Though he refused to talk to me or to other reporters (“I’ll only make an official statement when I’m actually killed,” he said), he and his staff released a torrent of press releases attacking those pursuing him. “
TRAFICANT BILL WOULD CREATE NEW AGENCY TO INVESTIGATE JUSTICE DEPARTMENT
,” one release said. Another said, “
TRAFICANT WANTS PRESIDENT TO INVESTIGATE FEDERAL AGENTS IN YOUNGSTOWN
.” On the House floor, where his speech was protected against suits for libel, he was even bolder. “Mr. Speaker, I have evidence that certain F.B.I. agents in Youngstown, Ohio, have violated the
RICO STATUTE
and . . . stole large sums of cash,” he claimed. “What is even worse, they ‘suggested’ to one of their field operative informants that he should commit murder. Mr. Speaker, murder.”

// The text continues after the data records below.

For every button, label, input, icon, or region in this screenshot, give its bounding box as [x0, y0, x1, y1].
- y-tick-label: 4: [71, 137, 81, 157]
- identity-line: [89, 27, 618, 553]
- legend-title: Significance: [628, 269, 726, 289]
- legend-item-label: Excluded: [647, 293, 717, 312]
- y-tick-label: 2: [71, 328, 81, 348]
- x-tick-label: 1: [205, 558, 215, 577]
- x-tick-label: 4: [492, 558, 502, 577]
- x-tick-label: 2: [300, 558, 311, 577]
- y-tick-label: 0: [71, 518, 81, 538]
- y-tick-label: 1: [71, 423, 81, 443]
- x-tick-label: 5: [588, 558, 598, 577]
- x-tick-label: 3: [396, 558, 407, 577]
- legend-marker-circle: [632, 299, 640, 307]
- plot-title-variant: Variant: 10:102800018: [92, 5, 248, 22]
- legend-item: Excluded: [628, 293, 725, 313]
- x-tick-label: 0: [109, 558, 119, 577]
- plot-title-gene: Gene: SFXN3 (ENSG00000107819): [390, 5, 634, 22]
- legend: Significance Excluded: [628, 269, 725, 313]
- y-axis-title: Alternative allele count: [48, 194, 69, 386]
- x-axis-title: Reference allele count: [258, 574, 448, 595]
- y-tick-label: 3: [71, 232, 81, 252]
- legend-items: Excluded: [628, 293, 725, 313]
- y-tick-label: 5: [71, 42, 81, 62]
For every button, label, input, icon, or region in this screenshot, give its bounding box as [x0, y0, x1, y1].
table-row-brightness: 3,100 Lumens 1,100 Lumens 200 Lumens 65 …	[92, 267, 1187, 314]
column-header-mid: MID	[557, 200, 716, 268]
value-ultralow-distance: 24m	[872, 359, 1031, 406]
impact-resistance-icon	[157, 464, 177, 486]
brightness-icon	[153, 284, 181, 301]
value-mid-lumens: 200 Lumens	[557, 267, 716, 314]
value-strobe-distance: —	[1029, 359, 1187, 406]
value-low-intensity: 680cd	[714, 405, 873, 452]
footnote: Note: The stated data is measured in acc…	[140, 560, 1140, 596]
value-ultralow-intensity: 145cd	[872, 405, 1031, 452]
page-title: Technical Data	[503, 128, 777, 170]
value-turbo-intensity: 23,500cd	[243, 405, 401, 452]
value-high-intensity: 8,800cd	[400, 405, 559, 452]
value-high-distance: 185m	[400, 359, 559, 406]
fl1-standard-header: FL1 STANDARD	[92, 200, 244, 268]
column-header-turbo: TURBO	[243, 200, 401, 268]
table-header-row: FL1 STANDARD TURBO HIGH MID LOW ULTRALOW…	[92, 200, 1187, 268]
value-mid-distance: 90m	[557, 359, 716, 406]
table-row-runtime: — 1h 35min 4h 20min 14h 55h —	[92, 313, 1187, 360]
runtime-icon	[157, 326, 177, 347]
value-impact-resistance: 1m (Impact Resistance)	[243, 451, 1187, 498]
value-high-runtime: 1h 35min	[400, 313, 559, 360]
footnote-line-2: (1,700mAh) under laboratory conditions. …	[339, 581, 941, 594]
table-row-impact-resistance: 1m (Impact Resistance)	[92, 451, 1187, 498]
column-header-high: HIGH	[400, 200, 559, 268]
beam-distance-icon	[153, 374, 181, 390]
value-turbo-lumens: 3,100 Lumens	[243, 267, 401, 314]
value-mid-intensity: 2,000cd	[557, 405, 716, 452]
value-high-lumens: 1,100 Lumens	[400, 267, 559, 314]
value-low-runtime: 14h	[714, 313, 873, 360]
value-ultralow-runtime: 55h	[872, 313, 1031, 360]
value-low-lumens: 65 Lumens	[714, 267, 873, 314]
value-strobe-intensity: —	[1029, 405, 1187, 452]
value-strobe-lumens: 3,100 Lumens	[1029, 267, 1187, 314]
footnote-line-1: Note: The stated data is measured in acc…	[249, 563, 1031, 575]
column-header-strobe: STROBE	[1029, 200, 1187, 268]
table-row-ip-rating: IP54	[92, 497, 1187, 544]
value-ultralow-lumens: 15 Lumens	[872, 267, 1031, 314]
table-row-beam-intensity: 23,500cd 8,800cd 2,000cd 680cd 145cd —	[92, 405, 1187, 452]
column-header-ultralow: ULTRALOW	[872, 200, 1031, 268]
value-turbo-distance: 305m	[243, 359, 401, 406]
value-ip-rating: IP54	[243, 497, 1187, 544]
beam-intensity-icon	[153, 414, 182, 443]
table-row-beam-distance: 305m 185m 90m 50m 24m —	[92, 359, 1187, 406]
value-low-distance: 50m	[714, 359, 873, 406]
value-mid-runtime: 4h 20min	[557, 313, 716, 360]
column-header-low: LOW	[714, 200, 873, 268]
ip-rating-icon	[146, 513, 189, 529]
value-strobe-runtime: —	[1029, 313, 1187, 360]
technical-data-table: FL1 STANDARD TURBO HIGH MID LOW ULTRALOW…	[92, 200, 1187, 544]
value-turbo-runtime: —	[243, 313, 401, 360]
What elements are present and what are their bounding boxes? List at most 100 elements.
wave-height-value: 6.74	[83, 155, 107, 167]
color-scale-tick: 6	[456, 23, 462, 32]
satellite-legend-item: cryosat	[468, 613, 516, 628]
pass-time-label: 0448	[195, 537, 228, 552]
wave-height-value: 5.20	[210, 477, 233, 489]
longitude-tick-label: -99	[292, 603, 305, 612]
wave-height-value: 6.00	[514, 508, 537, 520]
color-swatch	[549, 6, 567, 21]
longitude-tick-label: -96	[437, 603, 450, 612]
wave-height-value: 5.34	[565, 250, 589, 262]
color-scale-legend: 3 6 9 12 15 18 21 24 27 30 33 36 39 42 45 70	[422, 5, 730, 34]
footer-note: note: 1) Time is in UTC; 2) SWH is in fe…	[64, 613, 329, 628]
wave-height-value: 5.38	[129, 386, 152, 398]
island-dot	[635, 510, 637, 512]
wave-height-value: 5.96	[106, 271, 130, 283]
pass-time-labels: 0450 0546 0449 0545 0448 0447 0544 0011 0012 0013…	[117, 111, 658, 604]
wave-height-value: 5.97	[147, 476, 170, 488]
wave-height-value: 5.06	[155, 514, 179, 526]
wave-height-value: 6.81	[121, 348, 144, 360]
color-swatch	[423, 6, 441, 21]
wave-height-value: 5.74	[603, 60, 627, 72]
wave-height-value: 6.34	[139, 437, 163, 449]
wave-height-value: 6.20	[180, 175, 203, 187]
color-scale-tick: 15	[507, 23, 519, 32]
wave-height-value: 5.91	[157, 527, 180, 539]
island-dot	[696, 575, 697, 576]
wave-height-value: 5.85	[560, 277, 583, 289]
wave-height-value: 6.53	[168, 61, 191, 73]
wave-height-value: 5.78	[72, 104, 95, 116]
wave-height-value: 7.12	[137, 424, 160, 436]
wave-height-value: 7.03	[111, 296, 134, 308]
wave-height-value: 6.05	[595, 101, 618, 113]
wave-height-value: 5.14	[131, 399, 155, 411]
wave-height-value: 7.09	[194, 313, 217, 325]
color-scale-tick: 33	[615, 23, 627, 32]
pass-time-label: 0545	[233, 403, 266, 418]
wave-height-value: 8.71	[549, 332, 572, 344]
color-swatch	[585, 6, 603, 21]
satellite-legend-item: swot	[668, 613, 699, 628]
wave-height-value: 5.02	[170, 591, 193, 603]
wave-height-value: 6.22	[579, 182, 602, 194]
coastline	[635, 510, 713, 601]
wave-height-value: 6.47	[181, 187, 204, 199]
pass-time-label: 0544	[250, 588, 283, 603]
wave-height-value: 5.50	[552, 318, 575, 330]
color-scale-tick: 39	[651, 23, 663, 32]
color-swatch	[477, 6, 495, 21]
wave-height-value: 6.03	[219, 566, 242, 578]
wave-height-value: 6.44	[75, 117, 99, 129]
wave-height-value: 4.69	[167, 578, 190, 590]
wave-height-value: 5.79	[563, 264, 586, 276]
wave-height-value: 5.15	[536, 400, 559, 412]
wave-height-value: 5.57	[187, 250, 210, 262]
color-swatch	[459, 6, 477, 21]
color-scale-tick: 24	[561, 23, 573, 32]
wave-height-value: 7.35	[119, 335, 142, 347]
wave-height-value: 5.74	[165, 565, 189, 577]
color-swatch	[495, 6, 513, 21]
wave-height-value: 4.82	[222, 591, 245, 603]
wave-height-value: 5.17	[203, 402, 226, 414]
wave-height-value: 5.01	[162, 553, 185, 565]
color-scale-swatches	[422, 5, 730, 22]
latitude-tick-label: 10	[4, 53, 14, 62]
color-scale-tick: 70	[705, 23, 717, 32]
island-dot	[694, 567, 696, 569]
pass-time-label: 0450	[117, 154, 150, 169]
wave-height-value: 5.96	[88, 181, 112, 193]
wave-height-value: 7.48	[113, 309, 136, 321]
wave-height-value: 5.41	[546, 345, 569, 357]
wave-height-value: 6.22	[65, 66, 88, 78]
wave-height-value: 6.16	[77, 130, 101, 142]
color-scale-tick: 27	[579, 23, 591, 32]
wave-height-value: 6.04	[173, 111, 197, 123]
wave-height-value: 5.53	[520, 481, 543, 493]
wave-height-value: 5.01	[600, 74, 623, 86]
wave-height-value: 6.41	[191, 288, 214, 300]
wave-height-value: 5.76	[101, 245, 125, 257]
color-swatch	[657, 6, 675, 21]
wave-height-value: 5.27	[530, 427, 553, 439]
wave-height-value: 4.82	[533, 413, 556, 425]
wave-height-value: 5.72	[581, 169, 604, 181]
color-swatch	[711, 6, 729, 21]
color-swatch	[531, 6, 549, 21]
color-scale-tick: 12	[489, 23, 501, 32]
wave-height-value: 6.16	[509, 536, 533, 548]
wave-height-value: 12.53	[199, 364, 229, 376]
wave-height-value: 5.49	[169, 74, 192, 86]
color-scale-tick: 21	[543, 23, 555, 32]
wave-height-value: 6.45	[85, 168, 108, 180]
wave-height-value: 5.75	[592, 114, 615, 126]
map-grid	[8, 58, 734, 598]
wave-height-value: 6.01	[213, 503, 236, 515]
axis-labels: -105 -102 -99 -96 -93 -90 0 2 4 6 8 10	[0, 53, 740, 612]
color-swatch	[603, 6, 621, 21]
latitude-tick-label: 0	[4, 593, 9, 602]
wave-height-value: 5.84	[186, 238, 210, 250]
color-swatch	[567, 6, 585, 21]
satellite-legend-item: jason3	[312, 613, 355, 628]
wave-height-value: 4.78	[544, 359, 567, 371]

Before I left Youngstown, I stopped by the F.B.I. office in Boardman, Ohio, where Kroner and his boss, Andy Arena, were trying to fend off Traficant’s allegations. They were careful not to say anything about the pending investigation of the Congressman, but it was clear they were under siege. On talk radio, Traficant supporters denounced Kroner as a thief, a con man, a crook, a creep, a liar, and a dope dealer. “The thing that most depressed me,” Kroner told me, “was when I became the subject on talk radio one day and they were discussing my integrity.” He folded his arms. “I just have to block out [those] things.” Rather than a hero, he had become almost a pariah. “Everything is turned upside down here,” Arena said.

As Kroner sat in his neatly pressed jacket and loafers, with his twenty-year-anniversary F.B.I. medallion mounted prominently on a thick gold ring, he seemed slightly defensive. “Every time we charge another public official, the [media] presents it as another black eye for the community,” he said. “I’d prefer if they’d portray it to the community as another step in cleansing ourselves. We’ve got to take a look at what’s being done here as a positive thing.”

After a while, Kroner offered to show me around the valley. As the sun was setting, we drove in his car past the old steel mills, past the Greek Coffee House and the Doll House and other gambling dens, past the place where Bernie the Jew met with his team of hit men and where Strollo had Ernie Biondillo killed. “We’re a part of this community like everyone else,” Kroner said. “We suffer the same problems if we live in a corrupt town.” He paused for a moment, perhaps because he couldn’t think of anything to add or perhaps because he realized that, after a lifetime of fighting the Mafia, there was little more that he could do. Finally, he said, “As long as they choose to put people in office who are corrupt, nothing will ever change.”